Scenario: A mid-market company plans to acquire new manufacturing equipment. Due to budget constraints, the company is undecided whether to lease or to buy these assets. They want to view how each decision will impact their finances over time.
Solution: In the CPM software, the finance team models both scenarios: leasing and buying the assets. They input the relevant variables for purchasing such as purchase price, maintenance costs, tax implications, insurance, depreciation and so on. For the leased asset, they include lease payments, initial fees, maintenance, tax, interest, return conditions and so on. The software then calculates and displays side-by-side reports showing the long-term financial impacts of both decisions. This comparative data provides insights for the management team in making the most cost-effective decision based on the company's financial goals and condition.

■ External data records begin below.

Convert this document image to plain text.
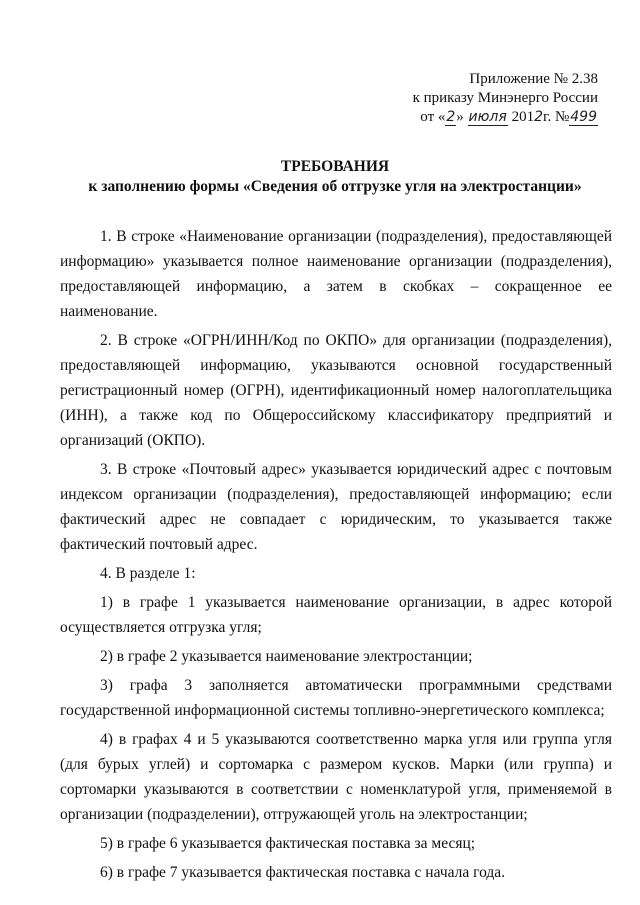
Приложение № 2.38
к приказу Минэнерго России
от «2» июля 2012г. №499
ТРЕБОВАНИЯ
к заполнению формы «Сведения об отгрузке угля на электростанции»

1. В строке «Наименование организации (подразделения), предоставляющей информацию» указывается полное наименование организации (подразделения), предоставляющей информацию, а затем в скобках – сокращенное ее наименование.

2. В строке «ОГРН/ИНН/Код по ОКПО» для организации (подразделения), предоставляющей информацию, указываются основной государственный регистрационный номер (ОГРН), идентификационный номер налогоплательщика (ИНН), а также код по Общероссийскому классификатору предприятий и организаций (ОКПО).

3. В строке «Почтовый адрес» указывается юридический адрес с почтовым индексом организации (подразделения), предоставляющей информацию; если фактический адрес не совпадает с юридическим, то указывается также фактический почтовый адрес.

4. В разделе 1:

1) в графе 1 указывается наименование организации, в адрес которой осуществляется отгрузка угля;

2) в графе 2 указывается наименование электростанции;

3) графа 3 заполняется автоматически программными средствами государственной информационной системы топливно-энергетического комплекса;

4) в графах 4 и 5 указываются соответственно марка угля или группа угля (для бурых углей) и сортомарка с размером кусков. Марки (или группа) и сортомарки указываются в соответствии с номенклатурой угля, применяемой в организации (подразделении), отгружающей уголь на электростанции;

5) в графе 6 указывается фактическая поставка за месяц;

6) в графе 7 указывается фактическая поставка с начала года.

This is made complex in Excel when analyzing more than one lease vs buy asset at a time. Automating this by including all of the potential inputs as listed above can make this decision process take hours instead of days. It is a complex functionality, especially with the inclusion of potential tax impacts - those can have far reaching implications for a business beyond just capital asset planning. That is why it is best if this functionality is tied to a broader organizational financial model.
Ideally the system can put these side by side, and also create visualizations showing break-even on purchase vs lease. Reporting should be down to the individual asset, be able to show many assets compared simultaneously.